Theoretically, kaya toast and kopi are true #couplegoals, in terms of breakfast pairings. But I wasn’t too sure if these flavours would work out when combined in a single dessert. Coffee Kaya Coconut Freakcake ($14.80++) is an ambitious attempt in embodying the essence of a quintessential Singaporean breakfast into a sweet treat. This combo comprises of coffee sponge cake, kaya buttercream and coconut-infused white chocolate glaze, with a skirt of gula melaka crumbs and dessicated coconut. For some added nostalgia, the cake is prettied-up with colourful ice gem biscuits and slivers of Jules Destrooper Butter Waffles.
The coffee flavour definitely overpowered the kaya in this cake – I couldn’t get a hint of kaya at all in the first bite. This tasted mostly like an ordinary coffee cake with buttercream, and was also more saccharine compared to the balanced Matcha Black Sesame Freakcake. However, I did appreciate the inclusion of gula melaka crumbs in the cake, providing a depth of smoky caramel-like sweetness that ended with a uplifting salty note. Nice touch.
This cake has potential if the bakers can figure out how to make the kaya flavour more prominent, and to achieve the right balance of all 3 flavours.
Waffles and sides at Montana Singapore
These golden brown Mac & Cheese Fritters ($6.50++) came in a basket of 6, accompanied by a side of relish dipping sauce. These sounded really promising – I mean come on, EVERYONE loves mac & cheese. Plus, this comes in the form of nuggets! Take my money.
However, that dream was shattered for me. First off, these were way too greasy. I understand that deep-fried items would naturally be oilier, but they were practically glistening when I picked them up and left a sheen of oil on my fingertips. Not off to a good start.
Taste-wise, the fritters weren’t mind-blowing, although the surprise of juicy jalapenos within did add a pleasant peppery kick. The bright-tasting tangy tomato relish was very much welcomed as well, as it made the jelak fritters a lot more palatable. That being said, it still got too heavy and cloying for me after a couple of bites.
If you do get these, please eat them hot. I had a bite after the fritters had been left sitting for awhile. The taste of grease and congealed Mac & Cheese in my mouth is not one that I would like to experience again.
Assam Crab Waffles ($17.50++) consisted of assam laksa-infused waffles and juicy-looking chunks of fresh crabmeat, topped with pineapple salsa and slices of baby radish. This was paired with a side saucer of pale brown assam gula melaka mayo. As with many unorthodox creations at Montana, this waffle dish could turn out to be either a smash hit, or a complete miss.

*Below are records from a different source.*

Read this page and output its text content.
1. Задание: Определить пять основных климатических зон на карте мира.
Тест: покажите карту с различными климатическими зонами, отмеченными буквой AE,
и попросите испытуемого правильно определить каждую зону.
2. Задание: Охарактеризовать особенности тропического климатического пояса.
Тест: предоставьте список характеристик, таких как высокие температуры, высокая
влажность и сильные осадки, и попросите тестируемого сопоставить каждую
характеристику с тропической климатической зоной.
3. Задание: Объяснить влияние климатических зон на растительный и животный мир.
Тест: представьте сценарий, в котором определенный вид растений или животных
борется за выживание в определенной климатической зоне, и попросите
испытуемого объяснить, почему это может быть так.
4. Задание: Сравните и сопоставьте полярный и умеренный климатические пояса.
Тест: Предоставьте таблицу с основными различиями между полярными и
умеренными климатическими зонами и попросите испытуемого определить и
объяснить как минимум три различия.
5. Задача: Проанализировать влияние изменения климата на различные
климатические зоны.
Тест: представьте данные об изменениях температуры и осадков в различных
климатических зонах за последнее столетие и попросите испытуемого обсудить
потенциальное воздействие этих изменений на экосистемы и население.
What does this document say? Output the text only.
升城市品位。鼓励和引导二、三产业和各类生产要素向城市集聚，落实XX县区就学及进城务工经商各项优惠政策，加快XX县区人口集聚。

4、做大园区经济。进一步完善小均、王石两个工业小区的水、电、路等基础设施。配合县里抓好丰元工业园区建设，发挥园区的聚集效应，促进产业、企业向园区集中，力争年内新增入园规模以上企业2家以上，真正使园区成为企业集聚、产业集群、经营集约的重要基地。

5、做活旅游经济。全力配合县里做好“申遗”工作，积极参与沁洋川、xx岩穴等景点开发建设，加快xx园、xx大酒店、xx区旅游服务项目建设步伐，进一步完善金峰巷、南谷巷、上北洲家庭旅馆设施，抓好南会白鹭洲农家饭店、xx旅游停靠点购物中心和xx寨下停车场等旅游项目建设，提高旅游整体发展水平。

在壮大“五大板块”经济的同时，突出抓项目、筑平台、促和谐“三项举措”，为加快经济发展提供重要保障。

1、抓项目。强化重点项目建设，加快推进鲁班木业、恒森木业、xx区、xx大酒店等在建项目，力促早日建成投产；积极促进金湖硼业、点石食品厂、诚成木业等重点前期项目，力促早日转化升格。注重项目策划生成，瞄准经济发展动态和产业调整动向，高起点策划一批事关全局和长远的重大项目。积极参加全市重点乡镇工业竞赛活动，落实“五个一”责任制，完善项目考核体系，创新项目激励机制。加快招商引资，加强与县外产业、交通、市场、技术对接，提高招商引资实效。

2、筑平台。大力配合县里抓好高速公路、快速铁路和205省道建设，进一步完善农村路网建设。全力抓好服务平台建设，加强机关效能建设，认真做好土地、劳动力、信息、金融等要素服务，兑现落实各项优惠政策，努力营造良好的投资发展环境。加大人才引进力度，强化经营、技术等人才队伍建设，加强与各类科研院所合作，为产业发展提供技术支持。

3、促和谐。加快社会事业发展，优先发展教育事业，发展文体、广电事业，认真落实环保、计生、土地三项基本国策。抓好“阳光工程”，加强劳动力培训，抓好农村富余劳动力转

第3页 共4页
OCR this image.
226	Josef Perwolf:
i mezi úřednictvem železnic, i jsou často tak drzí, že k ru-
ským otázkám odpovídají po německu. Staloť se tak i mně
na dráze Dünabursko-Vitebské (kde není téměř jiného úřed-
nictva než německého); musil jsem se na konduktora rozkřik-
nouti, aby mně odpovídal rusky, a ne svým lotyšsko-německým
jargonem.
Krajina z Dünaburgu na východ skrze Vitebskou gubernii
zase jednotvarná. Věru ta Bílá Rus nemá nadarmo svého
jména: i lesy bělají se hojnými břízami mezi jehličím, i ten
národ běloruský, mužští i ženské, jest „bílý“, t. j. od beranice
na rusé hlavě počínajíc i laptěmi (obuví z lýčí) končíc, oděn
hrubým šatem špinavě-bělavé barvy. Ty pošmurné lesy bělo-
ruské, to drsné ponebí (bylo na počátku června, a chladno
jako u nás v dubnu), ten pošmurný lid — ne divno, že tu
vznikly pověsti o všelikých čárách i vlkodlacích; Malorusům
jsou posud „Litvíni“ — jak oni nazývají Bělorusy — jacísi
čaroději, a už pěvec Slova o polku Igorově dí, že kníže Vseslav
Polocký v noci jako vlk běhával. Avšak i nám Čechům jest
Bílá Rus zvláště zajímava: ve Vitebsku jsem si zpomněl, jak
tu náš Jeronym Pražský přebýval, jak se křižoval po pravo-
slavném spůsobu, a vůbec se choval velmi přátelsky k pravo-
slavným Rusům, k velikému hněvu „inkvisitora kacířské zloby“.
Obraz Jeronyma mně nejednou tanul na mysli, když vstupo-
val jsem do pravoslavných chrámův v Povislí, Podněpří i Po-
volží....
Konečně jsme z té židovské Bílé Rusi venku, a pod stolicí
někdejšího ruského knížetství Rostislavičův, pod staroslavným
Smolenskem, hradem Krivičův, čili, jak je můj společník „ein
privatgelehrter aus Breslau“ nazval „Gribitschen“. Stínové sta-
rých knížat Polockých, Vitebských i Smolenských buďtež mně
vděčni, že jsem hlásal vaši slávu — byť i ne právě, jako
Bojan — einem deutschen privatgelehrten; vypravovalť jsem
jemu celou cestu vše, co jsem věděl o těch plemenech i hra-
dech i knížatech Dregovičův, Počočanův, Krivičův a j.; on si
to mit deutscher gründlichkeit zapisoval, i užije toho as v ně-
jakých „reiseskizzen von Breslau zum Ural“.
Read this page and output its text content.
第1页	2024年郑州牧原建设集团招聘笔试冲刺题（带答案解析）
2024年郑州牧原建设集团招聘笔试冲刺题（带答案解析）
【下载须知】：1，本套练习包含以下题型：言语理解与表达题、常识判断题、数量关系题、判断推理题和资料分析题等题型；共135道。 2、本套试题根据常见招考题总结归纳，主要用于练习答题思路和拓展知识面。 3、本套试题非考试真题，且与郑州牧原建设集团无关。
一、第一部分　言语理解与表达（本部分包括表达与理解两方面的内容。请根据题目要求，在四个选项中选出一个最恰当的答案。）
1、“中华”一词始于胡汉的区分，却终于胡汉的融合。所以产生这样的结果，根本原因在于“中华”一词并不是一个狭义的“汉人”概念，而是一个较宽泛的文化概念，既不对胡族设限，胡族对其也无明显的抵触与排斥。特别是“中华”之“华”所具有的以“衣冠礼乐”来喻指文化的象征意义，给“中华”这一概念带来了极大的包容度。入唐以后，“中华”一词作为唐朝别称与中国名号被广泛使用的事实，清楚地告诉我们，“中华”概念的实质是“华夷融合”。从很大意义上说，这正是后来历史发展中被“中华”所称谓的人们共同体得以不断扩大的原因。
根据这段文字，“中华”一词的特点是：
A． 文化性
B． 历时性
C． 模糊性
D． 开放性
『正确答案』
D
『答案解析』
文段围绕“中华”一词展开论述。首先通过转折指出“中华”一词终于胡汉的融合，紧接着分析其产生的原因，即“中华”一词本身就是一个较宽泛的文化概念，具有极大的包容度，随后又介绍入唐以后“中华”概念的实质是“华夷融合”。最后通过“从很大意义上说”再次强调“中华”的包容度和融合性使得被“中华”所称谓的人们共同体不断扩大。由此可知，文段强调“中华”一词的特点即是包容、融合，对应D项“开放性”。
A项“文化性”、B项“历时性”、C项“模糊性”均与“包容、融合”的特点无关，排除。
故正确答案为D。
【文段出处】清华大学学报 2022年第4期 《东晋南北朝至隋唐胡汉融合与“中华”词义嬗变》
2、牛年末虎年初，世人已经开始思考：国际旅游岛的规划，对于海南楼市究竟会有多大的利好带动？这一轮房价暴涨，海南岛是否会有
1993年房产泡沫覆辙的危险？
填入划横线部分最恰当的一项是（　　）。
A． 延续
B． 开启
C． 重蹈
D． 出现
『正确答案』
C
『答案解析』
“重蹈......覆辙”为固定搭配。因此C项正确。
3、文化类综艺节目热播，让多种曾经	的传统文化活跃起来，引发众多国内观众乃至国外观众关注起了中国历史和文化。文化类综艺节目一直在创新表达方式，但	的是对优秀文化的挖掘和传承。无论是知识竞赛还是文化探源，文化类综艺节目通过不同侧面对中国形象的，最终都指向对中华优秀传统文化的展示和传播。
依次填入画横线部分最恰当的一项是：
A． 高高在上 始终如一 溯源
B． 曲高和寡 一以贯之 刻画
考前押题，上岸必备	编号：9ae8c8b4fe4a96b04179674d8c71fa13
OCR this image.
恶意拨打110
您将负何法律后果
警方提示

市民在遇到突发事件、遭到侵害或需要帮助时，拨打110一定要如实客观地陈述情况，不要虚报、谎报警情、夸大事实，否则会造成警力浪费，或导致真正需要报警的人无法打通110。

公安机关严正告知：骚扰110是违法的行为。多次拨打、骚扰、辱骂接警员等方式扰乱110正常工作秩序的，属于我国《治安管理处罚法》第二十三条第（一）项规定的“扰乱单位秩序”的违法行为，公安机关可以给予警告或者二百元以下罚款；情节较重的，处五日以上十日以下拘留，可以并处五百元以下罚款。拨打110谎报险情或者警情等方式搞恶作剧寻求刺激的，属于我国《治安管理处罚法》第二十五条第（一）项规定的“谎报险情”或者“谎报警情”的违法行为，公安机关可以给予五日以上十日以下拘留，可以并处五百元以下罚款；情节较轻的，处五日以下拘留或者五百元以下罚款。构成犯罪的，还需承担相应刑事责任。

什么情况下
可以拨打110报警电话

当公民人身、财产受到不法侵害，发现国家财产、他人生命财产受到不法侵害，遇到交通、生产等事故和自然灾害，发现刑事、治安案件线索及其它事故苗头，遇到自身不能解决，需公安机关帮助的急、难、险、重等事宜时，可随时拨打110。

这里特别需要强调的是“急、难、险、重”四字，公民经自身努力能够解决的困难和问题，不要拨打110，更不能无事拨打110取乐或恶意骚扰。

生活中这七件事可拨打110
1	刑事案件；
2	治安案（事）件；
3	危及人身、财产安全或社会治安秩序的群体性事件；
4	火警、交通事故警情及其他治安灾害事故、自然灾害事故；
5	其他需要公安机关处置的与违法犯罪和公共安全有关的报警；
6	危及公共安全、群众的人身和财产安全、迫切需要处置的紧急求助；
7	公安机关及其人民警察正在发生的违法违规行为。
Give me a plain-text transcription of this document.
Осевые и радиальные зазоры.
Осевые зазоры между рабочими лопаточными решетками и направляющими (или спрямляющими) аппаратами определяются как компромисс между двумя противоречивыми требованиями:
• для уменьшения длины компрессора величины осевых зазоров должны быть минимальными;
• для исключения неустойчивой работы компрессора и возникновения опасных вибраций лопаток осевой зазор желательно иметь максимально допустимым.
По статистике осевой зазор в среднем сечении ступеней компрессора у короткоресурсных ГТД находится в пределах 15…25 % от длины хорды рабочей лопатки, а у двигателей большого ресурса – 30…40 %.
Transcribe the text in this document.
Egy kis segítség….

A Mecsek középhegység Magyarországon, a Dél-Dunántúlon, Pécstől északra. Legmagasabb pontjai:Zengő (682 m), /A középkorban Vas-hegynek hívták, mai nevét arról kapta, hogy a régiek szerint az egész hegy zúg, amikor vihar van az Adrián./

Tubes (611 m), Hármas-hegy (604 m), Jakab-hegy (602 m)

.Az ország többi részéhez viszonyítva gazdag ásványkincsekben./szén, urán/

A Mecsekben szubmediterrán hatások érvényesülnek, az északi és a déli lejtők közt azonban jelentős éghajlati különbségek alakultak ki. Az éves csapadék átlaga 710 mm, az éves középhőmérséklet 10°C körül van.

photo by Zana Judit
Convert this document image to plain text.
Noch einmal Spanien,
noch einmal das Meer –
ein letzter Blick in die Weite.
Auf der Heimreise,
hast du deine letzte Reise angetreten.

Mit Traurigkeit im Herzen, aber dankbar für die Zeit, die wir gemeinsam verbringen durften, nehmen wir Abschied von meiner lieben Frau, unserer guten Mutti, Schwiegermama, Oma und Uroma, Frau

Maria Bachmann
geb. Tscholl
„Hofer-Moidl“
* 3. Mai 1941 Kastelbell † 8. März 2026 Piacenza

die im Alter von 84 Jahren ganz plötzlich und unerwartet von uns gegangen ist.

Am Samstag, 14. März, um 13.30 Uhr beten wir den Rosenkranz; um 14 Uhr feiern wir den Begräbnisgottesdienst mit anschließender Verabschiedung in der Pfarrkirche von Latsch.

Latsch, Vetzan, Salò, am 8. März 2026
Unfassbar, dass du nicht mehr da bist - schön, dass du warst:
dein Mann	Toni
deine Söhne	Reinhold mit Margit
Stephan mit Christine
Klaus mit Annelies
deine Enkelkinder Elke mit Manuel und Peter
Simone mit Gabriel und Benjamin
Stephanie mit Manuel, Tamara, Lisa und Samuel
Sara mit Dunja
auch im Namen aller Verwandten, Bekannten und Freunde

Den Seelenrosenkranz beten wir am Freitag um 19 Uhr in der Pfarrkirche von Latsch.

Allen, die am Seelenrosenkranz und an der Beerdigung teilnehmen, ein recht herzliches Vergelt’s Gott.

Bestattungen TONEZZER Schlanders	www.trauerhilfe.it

Fortunately, this dish was delicious. The waffles were crisp while retaining a moist fluffy interior, with the lightly spiced batter itself being very flavourful and tasty. While I wish there could have been more crab meat, I can’t fault the fresh-tasting seafood for its quality.
I appreciated how the sweet pineapple salsa and crunchy radish slices added a burst of refreshing sweetness to every bite, enhancing the natural sweetness of the seafood. The spiced gula melaka-infused mayonnaise was also pretty ingenious, with the caramel notes in the tangy-sweet sauce pairing beautifully with the savoury waffle.
This was a unique, well-balanced savoury waffle dish, with all the flavours and textures complementing each other wonderfully. Rather expensive at $17.50 before taxes, but I would 100% eat this again.
The Freakcakes, while pretty and photogenic, may not be the best value-for-money if you are craving dessert. At $13++ to $15++ for a cake good enough for 2, I thought they was quite pricey. Granted, they were well-made and tasty, but there wasn’t much of a wow-factor for me.
I was however, impressed by the unique Assam Crab Waffles. Having tried some of Montana’s old waffle dishes before the menu changed, I think it is safe to say that their forte is still their quirky and consistently yummy waffle creations.